Es una novela cargada de silencios reveladores y simbolismos que esclarecen lo que callan las bocas. Donde la intemperie es un personaje más de la historia que nos revela un futuro incierto o un enemigo que enmudece.

Aquellos que estén dispuestos a leer esta maravillosa novela, que no sigan leyendo, solo cuando lleguen a esa tregua que da Dios en la última frase del libro tan agridulce, que regrese a esta humilde opinión. Quiero confesar que las primeras hojas se me antojaron pesadas con tanta descripción por increíble que resultase, extraña para la literatura del siglo XXI, cargada de vocabulario rural que me hizo echar mano del diccionario, pero al final resultó enriquecedor en un momento donde los términos ingleses sepultan nuestro maravilloso idioma. Acostumbrada a las novelas urbanitas me maravillé del dominio de las palabras.

Para ser la primera novela de este fascinante escritor que domina los silencios a la perfección, que cuenta sin palabras una descarnizada historia cargada de dramatismo y falta de toda esperanza, resultó ser una magnífica historia contada con maestría, quizá la suerte del novato que no se vuelva a repetir en la vida, o tras un profesor de educación física se nos descubra un maestro de las letras. Cuando terminé con la obra busqué la biografía de Jesús C. esperando encontrar un licenciado en psicología, por ese perfil tan bien pincelado en la figura del niño, del cabrero y hasta del alguacil.
La constante es la muerte que nos pincela en la sequía que convierte las reses en esqueletos cubiertos de pellejo, en pueblos fantasmas y pozos secos. La intemperie al cielo raso es un desierto donde el agua escasea y la muerte abunda, es la ausencia de hogar, la solución a una vida cargada de abusos que nos arroja a un final marcado por el drama.

Sin nombre ni lugares nos recuerda que no se narra una vida en concreto, sino cientos en miles de lugares, donde el pasado se confunde con el presente y vislumbra un futuro parecido, porque el hombre tras siglos de andanzas por estos caminos sigue abusando de su posición de poder ante el débil.

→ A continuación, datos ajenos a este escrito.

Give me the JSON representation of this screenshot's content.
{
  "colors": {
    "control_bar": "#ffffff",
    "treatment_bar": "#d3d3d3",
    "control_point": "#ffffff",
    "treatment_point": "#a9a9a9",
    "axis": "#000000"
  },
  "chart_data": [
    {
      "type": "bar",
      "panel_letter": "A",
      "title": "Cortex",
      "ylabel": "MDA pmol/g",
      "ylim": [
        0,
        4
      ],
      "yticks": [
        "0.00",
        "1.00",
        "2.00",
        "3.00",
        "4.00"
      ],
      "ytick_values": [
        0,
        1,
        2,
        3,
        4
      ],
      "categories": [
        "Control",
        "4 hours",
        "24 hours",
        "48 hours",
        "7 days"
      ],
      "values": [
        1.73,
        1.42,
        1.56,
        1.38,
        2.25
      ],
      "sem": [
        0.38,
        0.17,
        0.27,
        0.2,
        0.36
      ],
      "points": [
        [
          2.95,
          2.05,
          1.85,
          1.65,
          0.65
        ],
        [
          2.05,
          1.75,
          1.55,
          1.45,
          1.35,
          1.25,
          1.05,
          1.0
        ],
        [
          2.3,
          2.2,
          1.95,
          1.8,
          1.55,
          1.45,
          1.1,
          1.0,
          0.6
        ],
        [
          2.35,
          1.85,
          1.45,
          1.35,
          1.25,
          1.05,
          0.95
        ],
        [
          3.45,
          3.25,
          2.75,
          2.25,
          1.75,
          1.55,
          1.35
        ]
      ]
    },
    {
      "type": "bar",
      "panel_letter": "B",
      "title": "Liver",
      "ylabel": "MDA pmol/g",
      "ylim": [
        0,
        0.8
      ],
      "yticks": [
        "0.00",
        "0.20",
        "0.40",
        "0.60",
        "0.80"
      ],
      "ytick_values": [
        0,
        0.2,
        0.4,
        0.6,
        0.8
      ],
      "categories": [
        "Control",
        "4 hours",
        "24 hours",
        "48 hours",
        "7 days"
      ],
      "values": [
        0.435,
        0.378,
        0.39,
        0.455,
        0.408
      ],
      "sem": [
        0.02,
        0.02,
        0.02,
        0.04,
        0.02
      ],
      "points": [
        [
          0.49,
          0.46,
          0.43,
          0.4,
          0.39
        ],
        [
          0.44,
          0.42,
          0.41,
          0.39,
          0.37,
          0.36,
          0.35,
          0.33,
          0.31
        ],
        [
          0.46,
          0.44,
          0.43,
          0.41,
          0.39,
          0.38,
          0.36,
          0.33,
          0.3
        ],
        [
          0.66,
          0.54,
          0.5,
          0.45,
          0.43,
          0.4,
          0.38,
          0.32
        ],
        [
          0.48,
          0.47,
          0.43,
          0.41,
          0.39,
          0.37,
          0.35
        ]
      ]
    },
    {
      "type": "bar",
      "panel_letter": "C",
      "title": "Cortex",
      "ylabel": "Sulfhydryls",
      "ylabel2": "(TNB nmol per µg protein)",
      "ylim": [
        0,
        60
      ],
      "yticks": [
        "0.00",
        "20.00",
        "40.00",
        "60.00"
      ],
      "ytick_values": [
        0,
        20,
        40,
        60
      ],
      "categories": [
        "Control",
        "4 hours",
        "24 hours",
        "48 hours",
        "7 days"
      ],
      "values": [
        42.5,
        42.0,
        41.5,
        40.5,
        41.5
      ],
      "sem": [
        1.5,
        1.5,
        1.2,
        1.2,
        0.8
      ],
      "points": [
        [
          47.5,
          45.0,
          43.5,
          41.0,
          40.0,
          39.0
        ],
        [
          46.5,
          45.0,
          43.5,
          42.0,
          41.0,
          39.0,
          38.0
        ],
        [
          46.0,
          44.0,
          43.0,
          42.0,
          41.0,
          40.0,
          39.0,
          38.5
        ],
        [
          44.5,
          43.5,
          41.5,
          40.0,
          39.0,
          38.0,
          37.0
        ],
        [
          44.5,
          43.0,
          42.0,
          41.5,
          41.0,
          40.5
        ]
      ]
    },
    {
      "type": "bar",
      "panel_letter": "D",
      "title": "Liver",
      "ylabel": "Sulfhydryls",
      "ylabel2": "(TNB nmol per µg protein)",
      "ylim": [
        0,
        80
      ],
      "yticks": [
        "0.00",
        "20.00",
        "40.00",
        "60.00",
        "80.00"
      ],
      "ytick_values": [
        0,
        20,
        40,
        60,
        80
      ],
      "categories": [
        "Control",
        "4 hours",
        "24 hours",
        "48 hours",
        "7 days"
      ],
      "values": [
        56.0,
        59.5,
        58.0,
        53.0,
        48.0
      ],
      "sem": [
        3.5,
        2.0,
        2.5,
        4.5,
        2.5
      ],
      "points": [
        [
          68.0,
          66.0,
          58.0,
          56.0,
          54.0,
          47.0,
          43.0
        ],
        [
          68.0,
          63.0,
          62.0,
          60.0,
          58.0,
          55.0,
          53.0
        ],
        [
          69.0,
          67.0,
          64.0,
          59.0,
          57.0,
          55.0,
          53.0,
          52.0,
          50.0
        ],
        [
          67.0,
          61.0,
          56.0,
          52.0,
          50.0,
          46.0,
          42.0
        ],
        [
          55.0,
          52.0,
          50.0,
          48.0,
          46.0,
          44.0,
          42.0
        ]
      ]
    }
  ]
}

Y el cabrero que guarda en la memoria violencia parecida, ve en el niño lo que otros quieren callar, respeta su silencio y su distancia, y entre ellos surge la única esperanza del libro.

Y a pesar del final amargo cuando cierras la contraportada, la ilusión de la salvación aletea sobre la cabeza de ese niño desamparado con cuatro cabras, un burro y un perro, ¿por qué? Porque llueve, la falta de agua es un eco que nos trae aves carroñeras surcando los cielos, casas polvorientas que se derrumban ante el abandono de sus dueños, reses que aguardan en la cuneta que las ratas acaben con ellas; pero no te confíes pues el autor te dice que durante un rato Dios aflojó su tormento.

Para aquellos que decidáis leer esta magnífica obra os daré otro detalle curioso. La angustia del niño cuando el cuerpo del cabrero cae con la cara mirando al suelo, por qué no dejarla así, porque se entierra mirando al infierno a todos aquellos que hayan pecado, suicidas, asesinos y gente de mal vivir, pero el cabrero a pesar del final que dio al alguacil, buscó que el niño no se convirtiera en lo que más teme, los valores morales y religiosos que intenta a lo largo de la obra enseñarle, pues el abuso continuo normaliza la contemplación del mal con indiferencia, el futuro que le ofrece, una profesión de trashumante, la persistencia en forma de cabra, y una dirección que significa la supervivencia , ir al norte.